Lion Scouts are a new program in the Boy Scouts of America.  This program is designed to give Scouts a ‘taste’ of what it is like to be a full fledge Cub Scout.  Lions have their own advancement program.  Like the Tiger program below, parents are required to register with their child and be present at all meetings.

 

 

The Tiger Den (Grade 1)

 

As with the Lion Den, parents are very involved at the Tiger level too.  The scout and their parent or guardian join the den and attend all meetings and activities together.  The den is made up of parent–child teams. Each den has a Tiger den leader (usually one of the parents) who helps coordinate the meetings.

 

The den has one or two meetings a month.  The Tiger Badge has 6 Core Requirements. Some of the requirements for the Tiger Badge include: Backyard Jungle where a scout and their family learn about the amazing environment in their own backyard; Tiger Games where a scout and their family and den play and practice games or sports and learn about healthy choices; and Tigers in the Wild where scouts and their families get to have an experience in the outdoors.

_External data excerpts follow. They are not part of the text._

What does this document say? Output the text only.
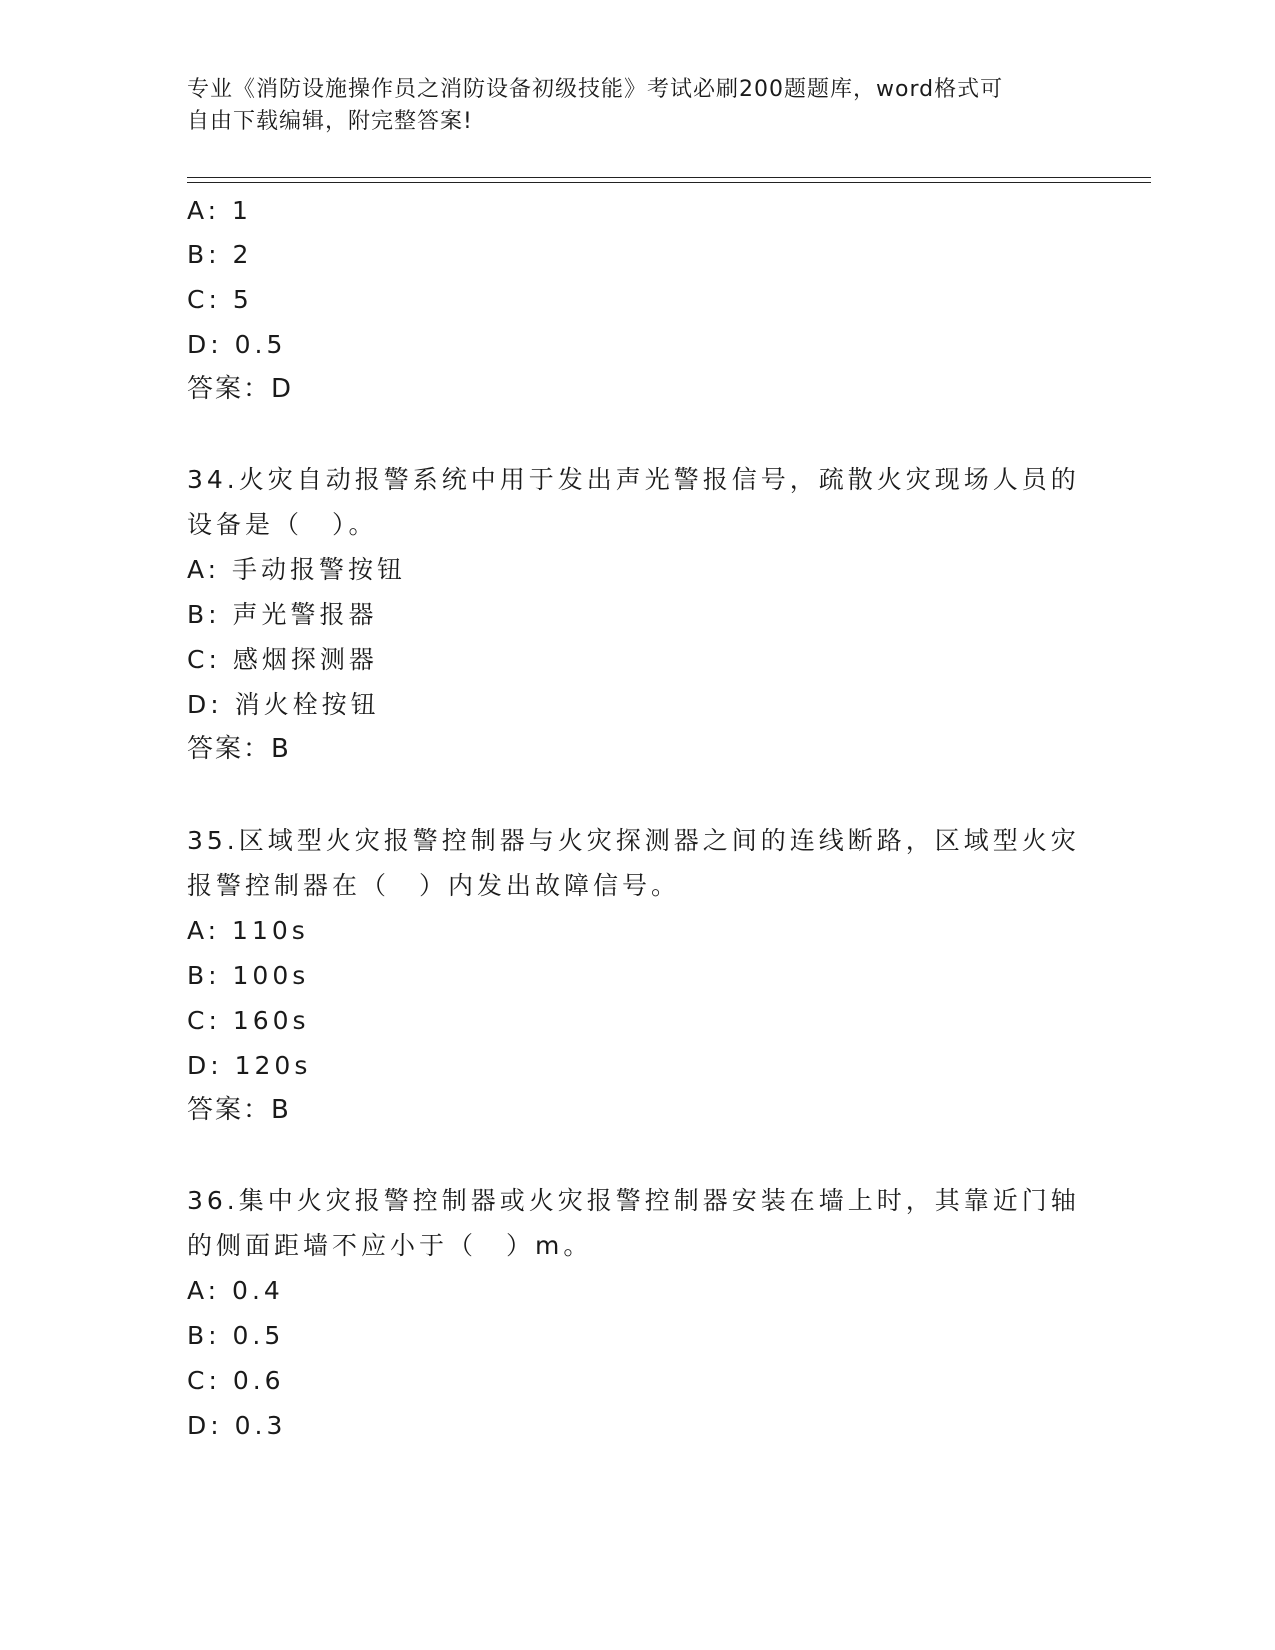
专业《消防设施操作员之消防设备初级技能》考试必刷200题题库，word格式可
自由下载编辑，附完整答案!
A: 1
B: 2
C: 5
D: 0.5
答案：D
34.火灾自动报警系统中用于发出声光警报信号，疏散火灾现场人员的
设备是（　）。
A: 手动报警按钮
B: 声光警报器
C: 感烟探测器
D: 消火栓按钮
答案：B
35.区域型火灾报警控制器与火灾探测器之间的连线断路，区域型火灾
报警控制器在（　）内发出故障信号。
A: 110s
B: 100s
C: 160s
D: 120s
答案：B
36.集中火灾报警控制器或火灾报警控制器安装在墙上时，其靠近门轴
的侧面距墙不应小于（　）m。
A: 0.4
B: 0.5
C: 0.6
D: 0.3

There are also 14 Tiger Electives that the Scout and his family can work on.

 

 

The Wolf Cub Scout (Grade 2) and Bear Cub Scout (Grade 3) Dens

 

Parents are vital to the Cub Scout dens, both in the role of home support and to help the den leader.  While not required, we still encourage parents to attend den meetings at this level with their scout.

 

The den consists of scouts, a den leader and assistant den leader (usually parents of some of the scouts), and often a den chief (an older Boy Scout or Venturer who helps the den leader).

 

These dens meet twice a month at a regularly scheduled time and place, and they also attend the pack meeting with their families.  At this level, scouts will build upon the skills they learn at the prior rank.  Some skills include overnight camps, pocket knife safety, and fire building to name a few. 

 

 

The Webelos Scout Den (Grades 4 and 5)

 

The Webelos den is much like the Cub Scout dens, but there is more emphasis on the scouts learning to take leadership roles and preparing to become Boy Scouts.  The scouts will work on their Webelos badge in the first year.

 

In the second year of Webelos, a scout works to earn the Arrow of Light.  The Arrow of Light is the highest award a youth may earn in Cub Scouting.

 

We aim to graduate every Cub Scout into Boy Scouting.  Generally, your child will be prepared to join a Boy Scout troop in March of their fifth-grade year.

 

 

Scout Handbook

 

Each Scout is required to have a handbook for their appropriate den.  Scout Handbooks will be provided to each scout upon registration and are included in your annual dues to the pack.  Requirements may also be tracked on your Scoutbook.com account that you will receive upon registration.

 

 

ScoutBook.com

 

Scoutbook is the tool our Pack uses to track Advancements & Awards.  It is a web application to which you can login from any internet browser via any device that supports the internet such as your laptop, computer, Android device(s), iPhone or iPad.  The email you provide on your scout’s application will be your login ID.

 

Once we setup your new scout in the system, you will receive an email with a generic password.  Use this to login for the first time, then go to your account and change your password.  If you do not receive an email with the generic password, then just click forgot password on the login screen to be sent another email.  Be sure to check your SPAM or Junk email folders and set Scoutbook.com as a trusted site in your security settings if you still are not receiving the emails.

Once in Scoutbook, you will be able to view and edit your scout’s profile as well as view their advancement records which are maintained by their den leader.  This is a great way for you to stay up-to-date on exactly where your scout stands with regards to their advancement.